Following on from my blog about Jenny-Jane Bayliss, my angry, pink-hating character in So What if I Hog the Ball? I thought I’d talk about dedications. Dedicating a book is quite a personal thing to me and I don’t dish them out lightly. I try to make each dedication appropriate to the title. The first book in the Girls FC series, Do Goalkeepers Wear Tiaras?’ for instance, is dedicated ‘To Robert Tingle - a promise kept.’ It’s a bit cryptic, I know. Readers don’t have a clue who Robert Tingle is or what the ‘promise kept’ means. I’ll tell you. Robert Tingle was a Year 5 boy I met on a school visit in Lancashire as part of the Shout About Books festival when Girls FC was but an idea I’d had that nobody, until then, had thought was a goer. Robert, bless his generous heart, said he thought a series about a girls football team was a great idea and that he’d give me all his pocket money to fund it! I was so touched by his belief in me that I promised that I’d dedicate my first book to him, should it ever get published. Et voila!
For completely different reasons So What if I Hog the Ball? is dedicated to Eudy Simelane. Simelane was the captain of the women’s South Africa football team until her death in 2008, aged 30. Eudy died in tragic circumstances. She was murdered on her way home because she was gay and because she played a ‘man’s’ sport. The killers are now in jail, thank goodness, as the case caused such outrage. A few years ago the culprits wouldn’t even have been brought to court as many judges would have said she deserved it. As Jenny-Jane is a tough cookie having to fight her corner in a family where the men rule the roost and she’s mocked for being a ‘laddy-lass,’ dedicating Jenny-Jane’s book to Eudy Simelane seemed fitting. And although it is a co-incidence that So What if I Hog the Ball? came out a month before South Africa hosts the World Cup, it’s good timing too. South Africa (indeed most of Africa) does not have the best of records when it comes to its treatment of women and girls by many of its disenfranchised men.
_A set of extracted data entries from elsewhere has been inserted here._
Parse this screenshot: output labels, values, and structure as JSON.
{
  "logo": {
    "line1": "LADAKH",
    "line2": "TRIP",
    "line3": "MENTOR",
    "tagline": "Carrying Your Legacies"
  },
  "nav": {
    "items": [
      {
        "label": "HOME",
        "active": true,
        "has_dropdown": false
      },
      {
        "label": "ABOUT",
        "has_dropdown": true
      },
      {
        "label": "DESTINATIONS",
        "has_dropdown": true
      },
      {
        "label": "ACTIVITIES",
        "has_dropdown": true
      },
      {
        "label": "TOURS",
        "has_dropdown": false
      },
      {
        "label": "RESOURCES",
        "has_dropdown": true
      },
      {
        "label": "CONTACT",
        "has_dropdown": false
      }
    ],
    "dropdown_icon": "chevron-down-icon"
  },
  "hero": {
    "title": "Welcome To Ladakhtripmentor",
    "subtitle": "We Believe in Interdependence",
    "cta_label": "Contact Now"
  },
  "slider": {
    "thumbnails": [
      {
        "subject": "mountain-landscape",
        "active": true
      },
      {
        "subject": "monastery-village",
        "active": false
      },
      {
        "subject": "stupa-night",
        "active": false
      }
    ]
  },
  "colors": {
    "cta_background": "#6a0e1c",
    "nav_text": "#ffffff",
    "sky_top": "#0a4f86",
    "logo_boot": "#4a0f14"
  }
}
I’m glad to see that there are schemes trying to remedy this negative image, however. A piece in Saturday’s (5th June) Daily Telegraph called ‘Game For Life’ reports on how football is being used by some charities to encourage girls’ fitness and to spread the word about HIV and AIDS (rife in Africa). Girls who play sports (and this is true throughout the world) are more likely not only to be physically stronger and fitter than those who don’t but also to have higher self-esteem and be more independent. Such girls, it is hoped, will have more confidence to demand respect in their future relationships. 18 year old Prudence Mgele is one example. Nicknamed ‘Danismo’ because she’s so skilled on the pitch, she never knew her father, her mother was killed when she was ten and she was forced to live with an aunt and uncle who abused her. The charity ‘Lovelife’ allowed Prudence to escape from that background, gave her a safe home and sponsors her football. Football is what she lives for. ‘I need to play football. I have to play football.’ Same as Jenny-Jane.